Fix for VmaBitScan functions in GCC and Clang. Fixed debug margin for generic algorithm.

Hopefully helps for #231.
Code by @medranSolus
diff --git a/include/vk_mem_alloc.h b/include/vk_mem_alloc.h
index b4677d4..40ad1ad 100644
--- a/include/vk_mem_alloc.h
+++ b/include/vk_mem_alloc.h
@@ -3108,7 +3108,7 @@
         return static_cast<uint8_t>(pos);

     return UINT8_MAX;

 #elif defined __GNUC__ || defined __clang__

-    return static_cast<uint8_t>(__builtin_ffsl(mask)) - 1U;

+    return static_cast<uint8_t>(__builtin_ffs(mask)) - 1U;

 #else

     uint8_t pos = 0;

     uint32_t bit = 1;

@@ -3130,10 +3130,10 @@
         return static_cast<uint8_t>(pos);

 #elif defined __GNUC__ || defined __clang__

     if (mask)

-        return static_cast<uint8_t>(__builtin_clzll(mask));

+        return 63 - static_cast<uint8_t>(__builtin_clzll(mask));

 #else

     uint8_t pos = 63;

-    uint64_t bit = 1u << 63;

+    uint64_t bit = 1ULL << 63;

     do

     {

         if (mask & bit)

@@ -3152,10 +3152,10 @@
         return static_cast<uint8_t>(pos);

 #elif defined __GNUC__ || defined __clang__

     if (mask)

-        return static_cast<uint8_t>(__builtin_clzl(mask));

+        return 31 - static_cast<uint8_t>(__builtin_clz(mask));

 #else

     uint8_t pos = 31;

-    uint32_t bit = 1 << 31;

+    uint32_t bit = 1UL << 31;

     do

     {

         if (mask & bit)

@@ -6961,7 +6961,7 @@
     }

 

     // Start from offset equal to beginning of this suballocation.

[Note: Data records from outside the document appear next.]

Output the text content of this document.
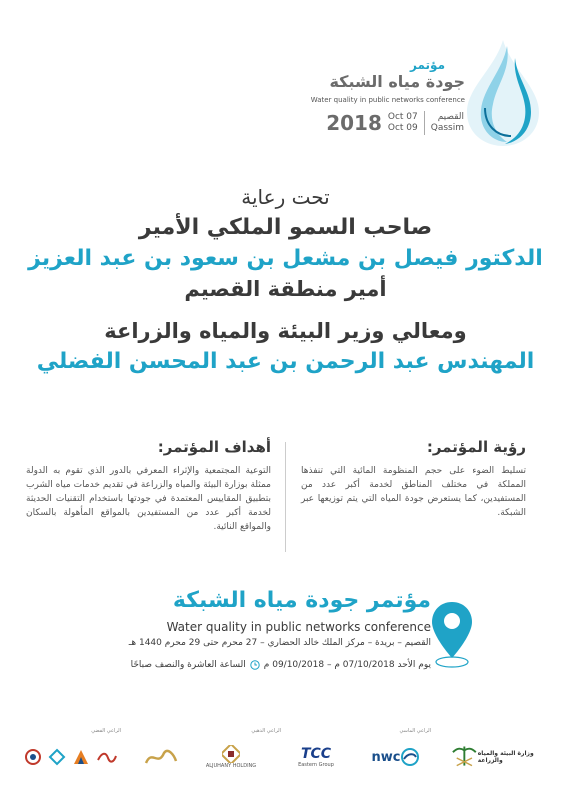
مؤتمر
جودة مياه الشبكة
Water quality in public networks conference
2018 Oct 07
Oct 09
القصيم
Qassim
تحت رعاية
صاحب السمو الملكي الأمير
الدكتور فيصل بن مشعل بن سعود بن عبد العزيز
أمير منطقة القصيم
ومعالي وزير البيئة والمياه والزراعة
المهندس عبد الرحمن بن عبد المحسن الفضلي
رؤية المؤتمر:

تسليط الضوء على حجم المنظومة المائية التي تنفذها المملكة في مختلف المناطق لخدمة أكبر عدد من المستفيدين، كما يستعرض جودة المياه التي يتم توزيعها عبر الشبكة.

أهداف المؤتمر:

التوعية المجتمعية والإثراء المعرفي بالدور الذي تقوم به الدولة ممثلة بوزارة البيئة والمياه والزراعة في تقديم خدمات مياه الشرب بتطبيق المقاييس المعتمدة في جودتها باستخدام التقنيات الحديثة لخدمة أكبر عدد من المستفيدين بالمواقع المأهولة بالسكان والمواقع النائية.

مؤتمر جودة مياه الشبكة
Water quality in public networks conference
القصيم – بريدة – مركز الملك خالد الحضاري – 27 محرم حتى 29 محرم 1440 هـ
يوم الأحد 07/10/2018 م – 09/10/2018 م
الساعة العاشرة والنصف صباحًا
الراعي الماسي
الراعي الذهبي
الراعي الفضي
وزارة البيئة والمياه والزراعة
nwc
TCC
Eastern Group
ALJUHANY HOLDING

-    VkDeviceSize offset = suballoc.offset;

+    VkDeviceSize offset = suballoc.offset + (suballocItem == m_Suballocations.cbegin() ? 0 : GetDebugMargin());

 

     // Apply debugMargin from the end of previous alloc.

     if (debugMargin > 0)

@@ -10341,6 +10341,7 @@
     uint8_t memClass = SizeToMemoryClass(block->size);

     uint16_t secondIndex = SizeToSecondIndex(block->size, memClass);

     uint32_t index = GetListIndex(memClass, secondIndex);

+    VMA_ASSERT(index < m_ListsCount);

     block->PrevFree() = VMA_NULL;

     block->NextFree() = m_FreeList[index];

     m_FreeList[index] = block;

diff --git a/src/Tests.cpp b/src/Tests.cpp
index 843fe1d..94a326e 100644
--- a/src/Tests.cpp
+++ b/src/Tests.cpp
@@ -6667,6 +6667,38 @@
     }
 }
 
+static void BasicTestTLSF()
+{
+    wprintf(L"Basic test TLSF\n");
+
+    VmaVirtualBlock block;
+
+    VmaVirtualBlockCreateInfo blockInfo = {};
+    blockInfo.flags = VMA_VIRTUAL_BLOCK_CREATE_TLSF_ALGORITHM_BIT;
+    blockInfo.size = 50331648;
+    vmaCreateVirtualBlock(&blockInfo, &block);
+
+    VmaVirtualAllocationCreateInfo info = {};
+    info.alignment = 2;
+
+    VmaVirtualAllocation allocation[3] = {};
+
+    info.size = 576;
+    vmaVirtualAllocate(block, &info, allocation + 0, nullptr);
+
+    info.size = 648;
+    vmaVirtualAllocate(block, &info, allocation + 1, nullptr);
+
+    vmaVirtualFree(block, allocation[0]);
+
+    info.size = 720;
+    vmaVirtualAllocate(block, &info, allocation + 2, nullptr);
+
+    vmaVirtualFree(block, allocation[1]);
+    vmaVirtualFree(block, allocation[2]);
+    vmaDestroyVirtualBlock(block);
+}
+
 static void BasicTestBuddyAllocator()
 {
     wprintf(L"Basic test buddy allocator\n");
@@ -7050,6 +7082,7 @@
     ManuallyTestLinearAllocator();
     TestLinearAllocatorMultiBlock();
 
+    BasicTestTLSF();
     BasicTestBuddyAllocator();
     BasicTestAllocatePages();